Shelter Veterinary Medicine

Shelter veterinary medicine – which has attracted more and more attention in recent years – is not just the practice of traditional small-animal medicine in a shelter. It has a distinct goal: Producing a healthy companion animal who will hopefully end up in a lifetime home.
The primary goal of shelter medicine is to prevent disease rather than just treat it, as treatment is time-consuming, costly and often results in prolonged animal pain and suffering. Shelter medicine must balance the physical and behavioral needs of the individual animal with the overall health of the herd without jeopardizing the welfare of either one.
ASV & Shelter Medicine
Shelter medicine was formally recognized by the American Veterinary Medical Association (AVMA) as a veterinary specialty in 2014, an acknowledgement that veterinarians who work with or for shelters require special knowledge and skills to design a successful shelter health care program.

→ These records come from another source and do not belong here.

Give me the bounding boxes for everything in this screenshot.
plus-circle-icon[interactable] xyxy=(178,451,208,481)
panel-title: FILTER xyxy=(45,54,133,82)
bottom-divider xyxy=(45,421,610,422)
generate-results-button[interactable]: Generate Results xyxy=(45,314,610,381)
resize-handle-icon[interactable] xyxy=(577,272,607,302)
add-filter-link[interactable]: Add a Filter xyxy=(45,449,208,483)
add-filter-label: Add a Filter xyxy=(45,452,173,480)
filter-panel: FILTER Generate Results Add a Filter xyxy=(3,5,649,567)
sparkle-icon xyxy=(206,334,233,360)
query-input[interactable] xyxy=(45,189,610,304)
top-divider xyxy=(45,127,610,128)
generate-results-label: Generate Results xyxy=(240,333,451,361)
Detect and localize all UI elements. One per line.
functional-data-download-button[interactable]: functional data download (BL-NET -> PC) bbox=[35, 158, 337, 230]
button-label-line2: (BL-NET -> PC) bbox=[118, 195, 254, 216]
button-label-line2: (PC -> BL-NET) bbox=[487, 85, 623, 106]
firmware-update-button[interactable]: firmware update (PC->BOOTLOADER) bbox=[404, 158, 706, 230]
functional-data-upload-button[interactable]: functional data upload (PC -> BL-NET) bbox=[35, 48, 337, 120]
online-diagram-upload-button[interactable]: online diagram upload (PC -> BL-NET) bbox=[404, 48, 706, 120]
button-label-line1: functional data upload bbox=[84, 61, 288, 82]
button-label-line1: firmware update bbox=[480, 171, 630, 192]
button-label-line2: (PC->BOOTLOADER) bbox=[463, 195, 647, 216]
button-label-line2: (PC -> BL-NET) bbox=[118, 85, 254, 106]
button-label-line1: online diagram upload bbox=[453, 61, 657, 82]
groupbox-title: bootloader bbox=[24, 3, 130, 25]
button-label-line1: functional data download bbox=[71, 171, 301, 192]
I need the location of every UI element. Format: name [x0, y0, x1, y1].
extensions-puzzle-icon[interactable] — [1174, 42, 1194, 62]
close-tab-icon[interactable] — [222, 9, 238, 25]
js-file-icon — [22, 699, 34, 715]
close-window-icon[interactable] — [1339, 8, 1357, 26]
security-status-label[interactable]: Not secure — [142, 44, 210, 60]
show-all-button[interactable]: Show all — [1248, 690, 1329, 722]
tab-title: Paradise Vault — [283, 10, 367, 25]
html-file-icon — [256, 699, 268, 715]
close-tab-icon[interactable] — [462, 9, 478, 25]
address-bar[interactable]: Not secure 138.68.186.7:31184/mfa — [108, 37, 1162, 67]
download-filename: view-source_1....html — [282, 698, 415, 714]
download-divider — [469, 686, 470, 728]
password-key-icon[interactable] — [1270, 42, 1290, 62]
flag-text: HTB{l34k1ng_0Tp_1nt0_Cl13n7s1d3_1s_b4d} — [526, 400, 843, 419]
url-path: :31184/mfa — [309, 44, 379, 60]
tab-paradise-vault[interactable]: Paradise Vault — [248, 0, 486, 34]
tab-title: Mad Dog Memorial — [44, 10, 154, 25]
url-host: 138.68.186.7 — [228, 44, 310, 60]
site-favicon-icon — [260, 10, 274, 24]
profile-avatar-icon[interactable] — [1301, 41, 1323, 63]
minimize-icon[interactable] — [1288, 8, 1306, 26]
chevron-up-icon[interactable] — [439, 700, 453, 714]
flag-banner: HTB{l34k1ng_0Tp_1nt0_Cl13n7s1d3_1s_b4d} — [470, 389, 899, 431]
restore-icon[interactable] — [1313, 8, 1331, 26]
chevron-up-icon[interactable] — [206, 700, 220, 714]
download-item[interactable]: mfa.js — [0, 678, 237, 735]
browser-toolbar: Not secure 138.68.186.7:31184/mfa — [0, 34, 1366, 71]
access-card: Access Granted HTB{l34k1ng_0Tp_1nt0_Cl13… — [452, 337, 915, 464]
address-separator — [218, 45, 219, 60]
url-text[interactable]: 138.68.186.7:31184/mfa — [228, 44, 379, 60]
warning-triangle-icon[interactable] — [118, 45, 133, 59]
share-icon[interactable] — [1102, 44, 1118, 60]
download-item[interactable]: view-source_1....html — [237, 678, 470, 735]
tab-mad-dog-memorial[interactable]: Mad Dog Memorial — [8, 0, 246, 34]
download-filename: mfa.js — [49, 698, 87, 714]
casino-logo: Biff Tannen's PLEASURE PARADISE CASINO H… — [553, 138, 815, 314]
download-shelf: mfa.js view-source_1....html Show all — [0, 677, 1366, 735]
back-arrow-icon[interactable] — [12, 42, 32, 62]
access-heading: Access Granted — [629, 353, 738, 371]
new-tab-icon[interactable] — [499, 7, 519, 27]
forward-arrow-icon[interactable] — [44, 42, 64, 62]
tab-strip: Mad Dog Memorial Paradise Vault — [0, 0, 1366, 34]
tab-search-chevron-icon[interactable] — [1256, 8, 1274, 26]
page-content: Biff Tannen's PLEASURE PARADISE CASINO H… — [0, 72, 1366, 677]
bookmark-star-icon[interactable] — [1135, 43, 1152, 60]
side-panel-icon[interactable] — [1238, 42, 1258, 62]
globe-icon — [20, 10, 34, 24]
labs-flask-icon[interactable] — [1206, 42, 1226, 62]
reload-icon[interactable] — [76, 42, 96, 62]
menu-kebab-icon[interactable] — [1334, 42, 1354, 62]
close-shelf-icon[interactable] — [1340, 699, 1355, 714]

The AVMA also recognizes the Association of Shelter Veterinarians (ASV) as the professional organization representing shelter veterinarians. The Association of Shelter Veterinarians (ASV) was formed in 2001 and as of April 2015 had over 750 members, including veterinarians, veterinary technicians, international members, student chapters and members at several universities.
Among its many services, ASV publishes position statements, spay/neuter and shelter guidelines, manages a listserv that promotes member communications and information exchange, and posts exciting continuing education and employment opportunities.
Shelter Medicine Highlights
There have been many exciting developments within the last 15 years in shelter medicine:
- The first formal shelter medicine classes for veterinarians were taught as part of the American Humane Association Conference in the late 1990s.
- Cornell University taught the first shelter medicine course at a veterinary college in conjunction with the ASPCA in 1999. The first class only had seven students, but the numbers increased every year.
- The University of California at Davis began the first shelter medicine residency program funded by Maddie’s Fund in 2001.
- Courses, internships and residency programs in shelter medicine began to be offered at Cornell, UC Davis, U Penn, Colorado, Illinois, Iowa, Ohio, Wisconsin, Oregon, Tennessee and other veterinary schools.
- Mutually beneficial, cooperative efforts with shelters to provide opportunities for veterinary students to obtain spay/neuter, treatment and physical examination experience have flourished.
- The major national and regional veterinary conferences, including North American, Western, and Midwest, regularly offer continuing education in shelter medicine. Courses have also been offered at overseas conferences in the UK, Canada, Turkey, the Netherlands, Spain, South Africa, etc.
- The first Internet course in shelter medicine was offered on the Veterinary Information Network by the ASPCA in 2003.
- The American Animal Hospital Association and American Association of Feline Practitioners developed separate vaccination guidelines for shelter animals in recognition of the different risk factors and needs in a shelter environment.
- The first textbook devoted to shelter medicine, Shelter Medicine for Veterinarians and Staff, edited by Drs. Lila Miller and Stephen Zawistowski of the ASPCA, was published in 2004 and an updated second edition was released in 2013.
- The second textbook devoted to shelter medicine, Infectious Disease Management in Animal Shelters was edited by Drs. Lila Miller and Kate Hurley of the ASPCA and UC Davis respectively, and published in 2009.
- The ASV assembled a task force to research and write “The Association of Shelter Veterinarian’s Veterinary Medical Care Guidelines for Spay-Neuter Programs” that was published in the Journal of the American Veterinary Medical Association in 2008. The ASV also self-published “Guidelines for Standards of Care in Animal Shelters” in 2010.
- ASV’s petition to AVMA to create a shelter medicine specialty under the American Board of Veterinary Practitioners was approved in 2014.